# Isotropic / Anisotropic Definition, Examples

Contents:

## Isotropic Definition

In general, isotropic means uniform in all directions. For example, radiation is uniform in intensity, no matter which direction the measurement is taken in. The opposite is anisotropic, which can be taken as meaning “not uniform.”

The term has many different meanings in calculus and mathematics. In many cases, they are usually a slight variation on the general definition of isotropy. For example, manifolds with isotropy have the same geometry, regardless of direction. Probability distributions can be isotropic as well, although they are usually defined a little more rigorously than just saying they are “uniform in all directions”. For example, a uniform probability distribution on K is in an isotropic position with a mean of zero and an identity of the covariance matrix.

## More Specific Definitions

Some terms require further definition:

## 1. Isotropic Calculus

A branch of calculus dealing with isotropic pseudo-differential operators, a subclass of pseudo-differential operators with particular decay behavior (the decay is simultaneously in x and the universal set ξ). Defined by symbols a—functions on R2n (Epstein, 2002).

## 2. Coordinates with Isotropy

A set of coordinates where the physical distance is spatially isotropic. For example, given an infinitesimal change in coordinates a, the distance between (x, y, z) and (x + a, y, z) = the distance between (x, y, z) and (x, y + a, z) = the distance between (x, y, z) and (x, y, z + a).

## 3. Isotropic Group

Groups that have proper parabolic subgroups defined over k, where a “parabolic subgroup” is defined as one containing a Borel subgroup (Tits, 1964).

## 4. Isotropic Operators

In image processing, this operator detects edges (i.e. sharp changes in the brightness function) in any direction (Bedros, 2017).

## 5. Isotropic Position and Distribution

A type of “symmetric” position.

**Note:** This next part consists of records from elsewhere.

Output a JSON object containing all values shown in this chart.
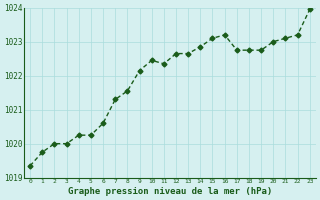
{
  "x": [
    0,
    1,
    2,
    3,
    4,
    5,
    6,
    7,
    8,
    9,
    10,
    11,
    12,
    13,
    14,
    15,
    16,
    17,
    18,
    19,
    20,
    21,
    22,
    23
  ],
  "y": [
    1019.35,
    1019.75,
    1020.0,
    1020.0,
    1020.25,
    1020.25,
    1020.6,
    1021.3,
    1021.55,
    1022.15,
    1022.45,
    1022.35,
    1022.65,
    1022.65,
    1022.85,
    1023.1,
    1023.2,
    1022.75,
    1022.75,
    1022.75,
    1023.0,
    1023.1,
    1023.2,
    1023.95
  ],
  "line_color": "#1a5c1a",
  "marker_color": "#1a5c1a",
  "bg_color": "#d6f0f0",
  "grid_color": "#aadddd",
  "xlabel": "Graphe pression niveau de la mer (hPa)",
  "xlabel_color": "#1a5c1a",
  "tick_color": "#1a5c1a",
  "ylim": [
    1019,
    1024
  ],
  "xlim": [
    0,
    23
  ],
  "yticks": [
    1019,
    1020,
    1021,
    1022,
    1023,
    1024
  ],
  "xticks": [
    0,
    1,
    2,
    3,
    4,
    5,
    6,
    7,
    8,
    9,
    10,
    11,
    12,
    13,
    14,
    15,
    16,
    17,
    18,
    19,
    20,
    21,
    22,
    23
  ]
}
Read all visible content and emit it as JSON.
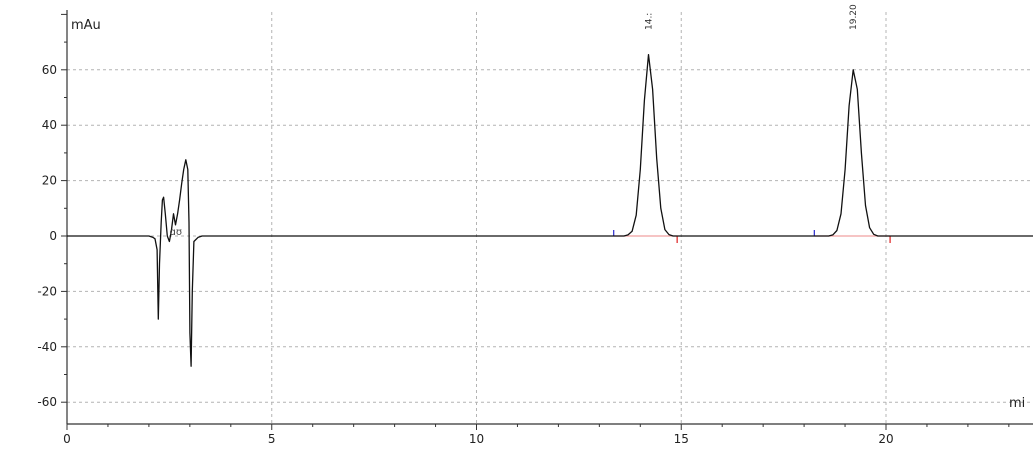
{
  "chart_data": {
    "type": "line",
    "ylabel": "mAu",
    "xlabel": "mi",
    "xlim": [
      0,
      23.7
    ],
    "ylim": [
      -68,
      82
    ],
    "x_ticks": [
      0,
      5,
      10,
      15,
      20
    ],
    "x_tick_labels": [
      "0",
      "5",
      "10",
      "15",
      "20"
    ],
    "y_ticks": [
      -60,
      -40,
      -20,
      0,
      20,
      40,
      60
    ],
    "y_tick_labels": [
      "-60",
      "-40",
      "-20",
      "0",
      "20",
      "40",
      "60"
    ],
    "grid": true,
    "series": [
      {
        "points": [
          [
            0,
            0
          ],
          [
            2.0,
            0
          ],
          [
            2.1,
            -0.5
          ],
          [
            2.15,
            -1
          ],
          [
            2.2,
            -5
          ],
          [
            2.23,
            -30
          ],
          [
            2.26,
            -10
          ],
          [
            2.3,
            5
          ],
          [
            2.33,
            13
          ],
          [
            2.36,
            14
          ],
          [
            2.4,
            8
          ],
          [
            2.45,
            0
          ],
          [
            2.5,
            -2
          ],
          [
            2.55,
            2
          ],
          [
            2.6,
            8
          ],
          [
            2.65,
            4
          ],
          [
            2.7,
            8
          ],
          [
            2.75,
            13
          ],
          [
            2.8,
            19
          ],
          [
            2.85,
            24
          ],
          [
            2.9,
            27.5
          ],
          [
            2.95,
            24
          ],
          [
            2.98,
            5
          ],
          [
            3.0,
            -35
          ],
          [
            3.03,
            -47
          ],
          [
            3.06,
            -20
          ],
          [
            3.1,
            -2
          ],
          [
            3.2,
            -0.5
          ],
          [
            3.3,
            0
          ],
          [
            13.6,
            0
          ],
          [
            13.7,
            0.4
          ],
          [
            13.8,
            1.7
          ],
          [
            13.9,
            7.5
          ],
          [
            14.0,
            24
          ],
          [
            14.1,
            49
          ],
          [
            14.2,
            65.5
          ],
          [
            14.3,
            53
          ],
          [
            14.4,
            28
          ],
          [
            14.5,
            10
          ],
          [
            14.6,
            2.3
          ],
          [
            14.7,
            0.5
          ],
          [
            14.8,
            0
          ],
          [
            18.6,
            0
          ],
          [
            18.7,
            0.4
          ],
          [
            18.8,
            2
          ],
          [
            18.9,
            8
          ],
          [
            19.0,
            24
          ],
          [
            19.1,
            47
          ],
          [
            19.2,
            60
          ],
          [
            19.3,
            53
          ],
          [
            19.4,
            30
          ],
          [
            19.5,
            11
          ],
          [
            19.6,
            3
          ],
          [
            19.7,
            0.6
          ],
          [
            19.8,
            0
          ],
          [
            23.7,
            0
          ]
        ]
      }
    ],
    "baseline_segments": [
      [
        13.35,
        14.9
      ],
      [
        18.25,
        20.1
      ]
    ],
    "baseline_start_markers": [
      13.35,
      18.25
    ],
    "baseline_end_markers": [
      14.9,
      20.1
    ],
    "peak_labels": [
      {
        "x": 14.2,
        "text": "14.:"
      },
      {
        "x": 19.2,
        "text": "19.20"
      }
    ],
    "stray_labels": [
      {
        "x": 2.65,
        "y": 1,
        "text": "ɑʊ"
      }
    ],
    "colors": {
      "trace": "#111111",
      "grid": "#b4b4b4",
      "baseline": "#f0a0a0",
      "start_marker": "#3a3ad0",
      "end_marker": "#e03030"
    }
  }
}
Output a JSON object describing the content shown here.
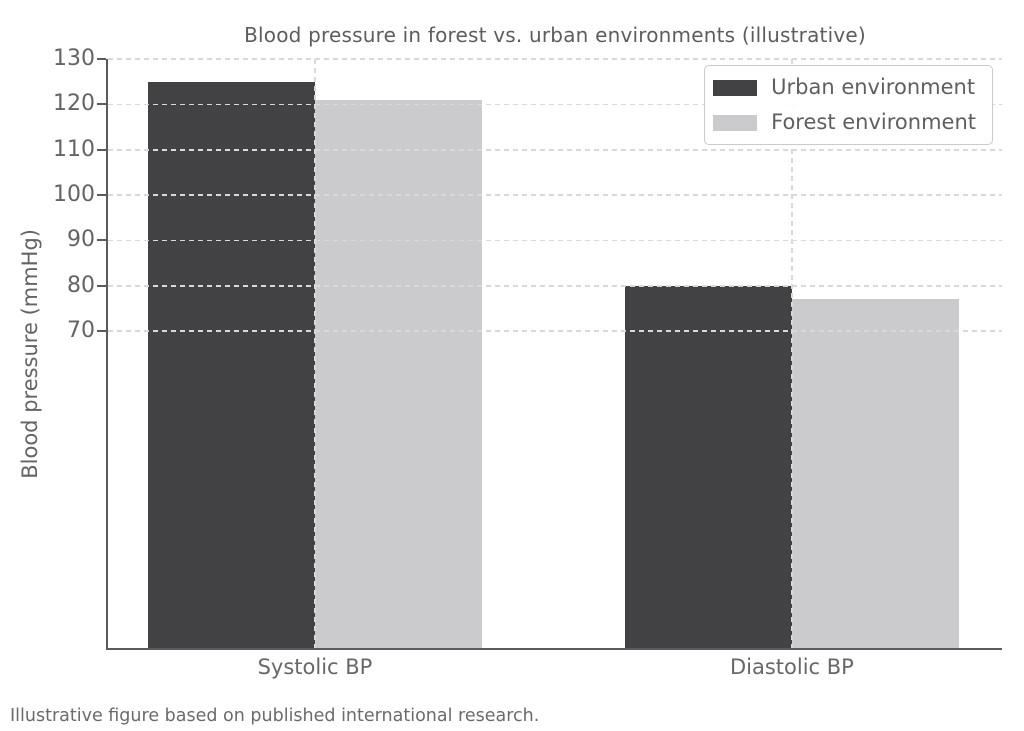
{
  "figure": {
    "caption": "Illustrative figure based on published international research."
  },
  "chart_data": {
    "type": "bar",
    "title": "Blood pressure in forest vs. urban environments (illustrative)",
    "categories": [
      "Systolic BP",
      "Diastolic BP"
    ],
    "series": [
      {
        "name": "Urban environment",
        "values": [
          125,
          80
        ],
        "color": "#424245"
      },
      {
        "name": "Forest environment",
        "values": [
          121,
          77
        ],
        "color": "#cbcbce"
      }
    ],
    "xlabel": "",
    "ylabel": "Blood pressure (mmHg)",
    "ylim": [
      0,
      130
    ],
    "yticks": [
      70,
      80,
      90,
      100,
      110,
      120,
      130
    ],
    "grid": {
      "show": true,
      "style": "dashed",
      "axes": "both",
      "drawn_over_bars": true
    },
    "legend": {
      "position": "upper-right",
      "entries": [
        "Urban environment",
        "Forest environment"
      ]
    }
  }
}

Every convex body can come to an isotropic position via an affine map (Fresen, 2011). Probability distributions can also exhibit isotropy.

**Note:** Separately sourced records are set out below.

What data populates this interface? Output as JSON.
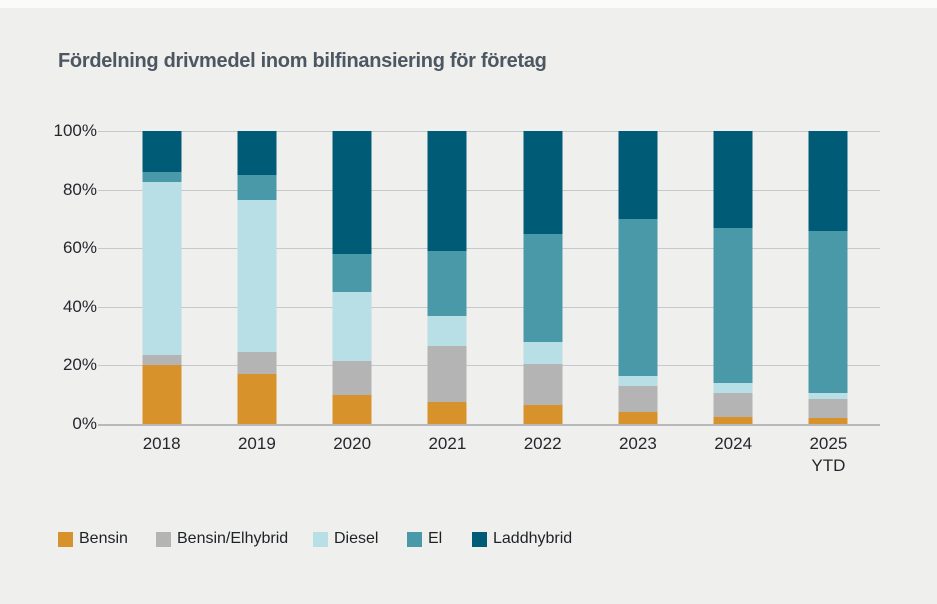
{
  "page": {
    "background": "#EFEFED"
  },
  "chart_data": {
    "type": "bar",
    "stacked": true,
    "unit": "%",
    "title": "Fördelning drivmedel inom bilfinansiering för företag",
    "title_color": "#4D5762",
    "categories": [
      {
        "label": "2018",
        "sublabel": ""
      },
      {
        "label": "2019",
        "sublabel": ""
      },
      {
        "label": "2020",
        "sublabel": ""
      },
      {
        "label": "2021",
        "sublabel": ""
      },
      {
        "label": "2022",
        "sublabel": ""
      },
      {
        "label": "2023",
        "sublabel": ""
      },
      {
        "label": "2024",
        "sublabel": ""
      },
      {
        "label": "2025",
        "sublabel": "YTD"
      }
    ],
    "series": [
      {
        "name": "Bensin",
        "color": "#D8922B",
        "values": [
          20,
          17,
          10,
          7.5,
          6.5,
          4,
          2.5,
          2
        ]
      },
      {
        "name": "Bensin/Elhybrid",
        "color": "#B4B4B4",
        "values": [
          3.5,
          7.5,
          11.5,
          19,
          14,
          9,
          8,
          6.5
        ]
      },
      {
        "name": "Diesel",
        "color": "#B8DEE6",
        "values": [
          59,
          52,
          23.5,
          10.5,
          7.5,
          3.5,
          3.5,
          2
        ]
      },
      {
        "name": "El",
        "color": "#4A99A8",
        "values": [
          3.5,
          8.5,
          13,
          22,
          37,
          53.5,
          53,
          55.5
        ]
      },
      {
        "name": "Laddhybrid",
        "color": "#005C76",
        "values": [
          14,
          15,
          42,
          41,
          35,
          30,
          33,
          34
        ]
      }
    ],
    "y_ticks": [
      {
        "value": 0,
        "label": "0%"
      },
      {
        "value": 20,
        "label": "20%"
      },
      {
        "value": 40,
        "label": "40%"
      },
      {
        "value": 60,
        "label": "60%"
      },
      {
        "value": 80,
        "label": "80%"
      },
      {
        "value": 100,
        "label": "100%"
      }
    ],
    "ylim": [
      0,
      100
    ],
    "grid": true,
    "legend_position": "bottom",
    "legend": [
      "Bensin",
      "Bensin/Elhybrid",
      "Diesel",
      "El",
      "Laddhybrid"
    ]
  }
}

A quadratic form q, defined over a field F, which has a non-zero vector on which the form evaluates to zero (Tsit, 2005).

## 7. Isotropic Line and Vector

In complex analysis, a line that passes though the origin towards an isotropic vector: A non-zero vector, orthogonal to itself.

## Anisotropic Definition

Anisotropic basically means “depends on direction.” It can refer to properties of a wide range of physical and theoretical objects, which have different properties for different directions. Therefore, the exact meaning depends on what specific topic you’re studying. The opposite is isotropic, which doesn’t depend on direction—In other words, isotropy means “uniform in every direction”.

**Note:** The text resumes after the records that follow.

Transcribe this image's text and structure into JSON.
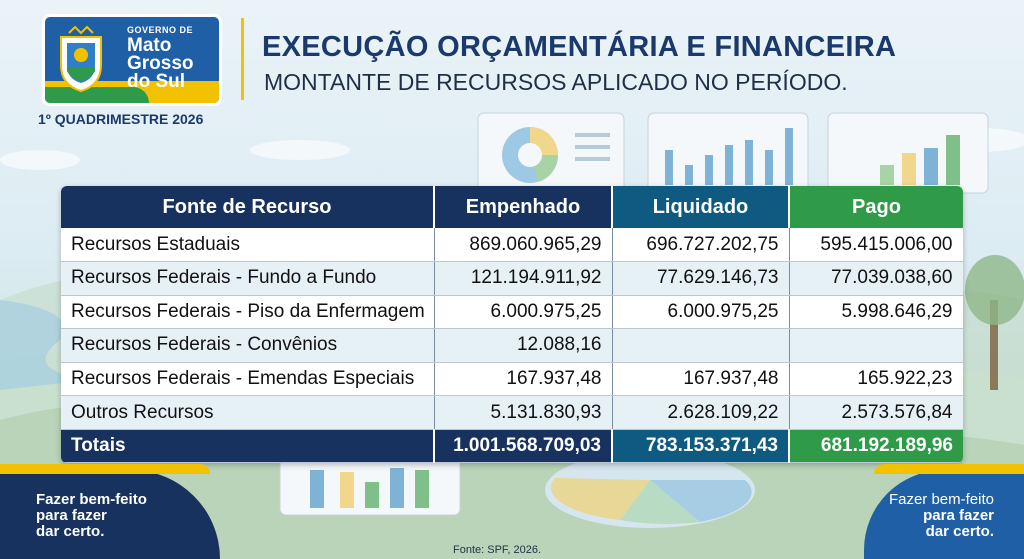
{
  "header": {
    "gov_small": "GOVERNO DE",
    "gov_name_1": "Mato",
    "gov_name_2": "Grosso",
    "gov_name_3": "do Sul",
    "period": "1º QUADRIMESTRE 2026",
    "title": "EXECUÇÃO ORÇAMENTÁRIA E FINANCEIRA",
    "subtitle": "MONTANTE DE RECURSOS APLICADO NO PERÍODO."
  },
  "table": {
    "columns": [
      "Fonte de Recurso",
      "Empenhado",
      "Liquidado",
      "Pago"
    ],
    "rows": [
      [
        "Recursos Estaduais",
        "869.060.965,29",
        "696.727.202,75",
        "595.415.006,00"
      ],
      [
        "Recursos Federais - Fundo a Fundo",
        "121.194.911,92",
        "77.629.146,73",
        "77.039.038,60"
      ],
      [
        "Recursos Federais - Piso da Enfermagem",
        "6.000.975,25",
        "6.000.975,25",
        "5.998.646,29"
      ],
      [
        "Recursos Federais - Convênios",
        "12.088,16",
        "",
        ""
      ],
      [
        "Recursos Federais - Emendas Especiais",
        "167.937,48",
        "167.937,48",
        "165.922,23"
      ],
      [
        "Outros Recursos",
        "5.131.830,93",
        "2.628.109,22",
        "2.573.576,84"
      ]
    ],
    "totals": [
      "Totais",
      "1.001.568.709,03",
      "783.153.371,43",
      "681.192.189,96"
    ]
  },
  "footer": {
    "left_slogan_1": "Fazer bem-feito",
    "left_slogan_2": "para fazer",
    "left_slogan_3": "dar certo.",
    "right_slogan_1": "Fazer bem-feito",
    "right_slogan_2": "para fazer",
    "right_slogan_3": "dar certo.",
    "source": "Fonte: SPF, 2026."
  },
  "colors": {
    "navy": "#17325e",
    "teal": "#0f5a80",
    "green": "#2f9a48",
    "yellow": "#f2c200",
    "blue": "#1f5fa6"
  },
  "icons": [
    "coat-of-arms-icon",
    "pie-chart-illustration",
    "bar-chart-illustration"
  ]
}
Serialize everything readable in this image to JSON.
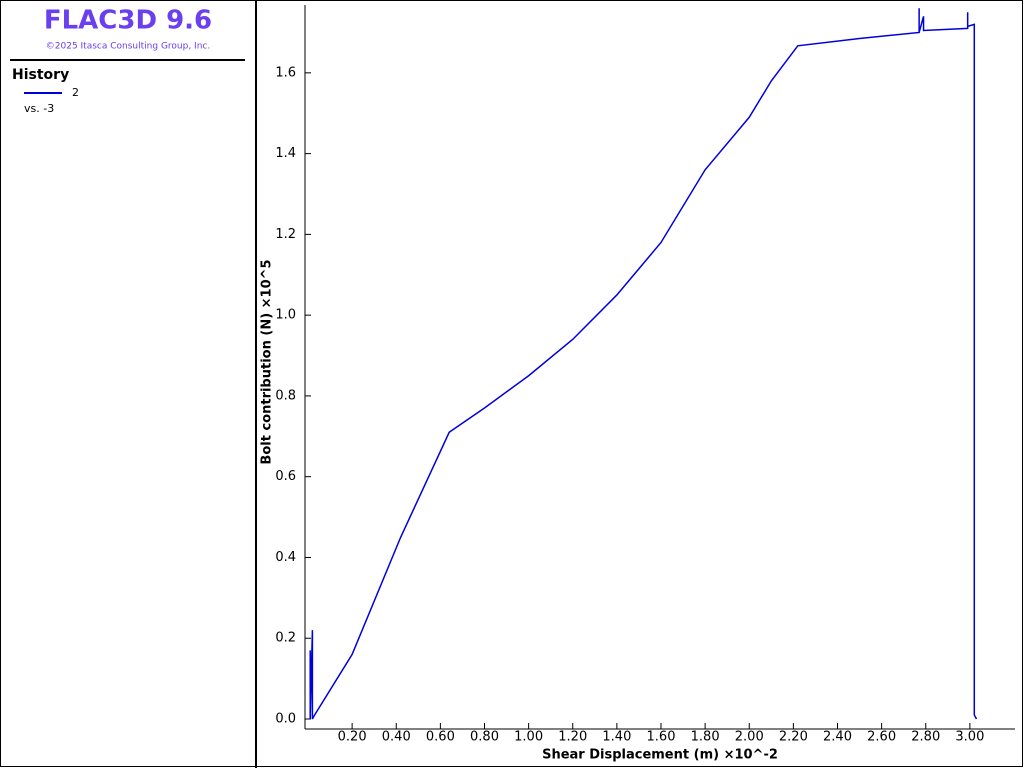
{
  "app": {
    "title": "FLAC3D 9.6",
    "copyright": "©2025 Itasca Consulting Group, Inc."
  },
  "legend": {
    "heading": "History",
    "subtitle": "vs. -3"
  },
  "chart_data": {
    "type": "line",
    "x_label": "Shear Displacement (m)  ×10^-2",
    "y_label": "Bolt contribution (N)  ×10^5",
    "xlim": [
      0,
      3.2
    ],
    "ylim": [
      0,
      1.768
    ],
    "xticks": [
      {
        "value": 0.2,
        "label": "0.20"
      },
      {
        "value": 0.4,
        "label": "0.40"
      },
      {
        "value": 0.6,
        "label": "0.60"
      },
      {
        "value": 0.8,
        "label": "0.80"
      },
      {
        "value": 1.0,
        "label": "1.00"
      },
      {
        "value": 1.2,
        "label": "1.20"
      },
      {
        "value": 1.4,
        "label": "1.40"
      },
      {
        "value": 1.6,
        "label": "1.60"
      },
      {
        "value": 1.8,
        "label": "1.80"
      },
      {
        "value": 2.0,
        "label": "2.00"
      },
      {
        "value": 2.2,
        "label": "2.20"
      },
      {
        "value": 2.4,
        "label": "2.40"
      },
      {
        "value": 2.6,
        "label": "2.60"
      },
      {
        "value": 2.8,
        "label": "2.80"
      },
      {
        "value": 3.0,
        "label": "3.00"
      }
    ],
    "yticks": [
      {
        "value": 0,
        "label": "0.0"
      },
      0.2,
      0.4,
      0.6,
      0.8,
      {
        "value": 1.0,
        "label": "1.0"
      },
      1.2,
      1.4,
      1.6
    ],
    "series": [
      {
        "name": "2",
        "color": "#0000dd",
        "x": [
          0.01,
          0.01,
          0.02,
          0.02,
          0.03,
          0.2,
          0.42,
          0.64,
          0.8,
          1.0,
          1.2,
          1.4,
          1.6,
          1.8,
          2.0,
          2.1,
          2.22,
          2.5,
          2.77,
          2.77,
          2.77,
          2.79,
          2.79,
          2.99,
          2.99,
          2.99,
          3.02,
          3.02,
          3.03
        ],
        "values": [
          0.17,
          0.0,
          0.22,
          0.0,
          0.01,
          0.16,
          0.45,
          0.71,
          0.77,
          0.85,
          0.94,
          1.05,
          1.18,
          1.36,
          1.49,
          1.58,
          1.667,
          1.685,
          1.7,
          1.76,
          1.7,
          1.74,
          1.705,
          1.71,
          1.75,
          1.715,
          1.72,
          0.01,
          0.0
        ]
      }
    ]
  }
}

## Anisotropic in Calculus

Many terms in calculus can be classified as anisotropic or isotropic, including systems, differential operators and density functions. These definitions often have subtle meanings. For example:

• An anisotropic density function depends on tangent direction (Harrison, 2016).
• Anisotropic tensor calculus is a specific branch of calculus that deals with retaining the same directional class when working with tensors (Javaloyes, 2016).

## Meaning in Science

Anisotropy has several different practical meanings in various branches of science. But they all share in common the basic property of not being equal in all directions. For example, growth anisotropy in biology means that growth rates aren’t equal in every direction.

Anisotropic materials have different values for different directions. Natural materials like wood are stronger in one direction (along the grain) and weaker in another (against the grain). If the wood is straight grained, it’s orthotropic, a subset of anisotropy defined as being symmetrical about two or three perpendicular planes. Man-made materials like helicopter blades, reinforced concrete beams and skis are elastically anisotropic (Cowin, 2013).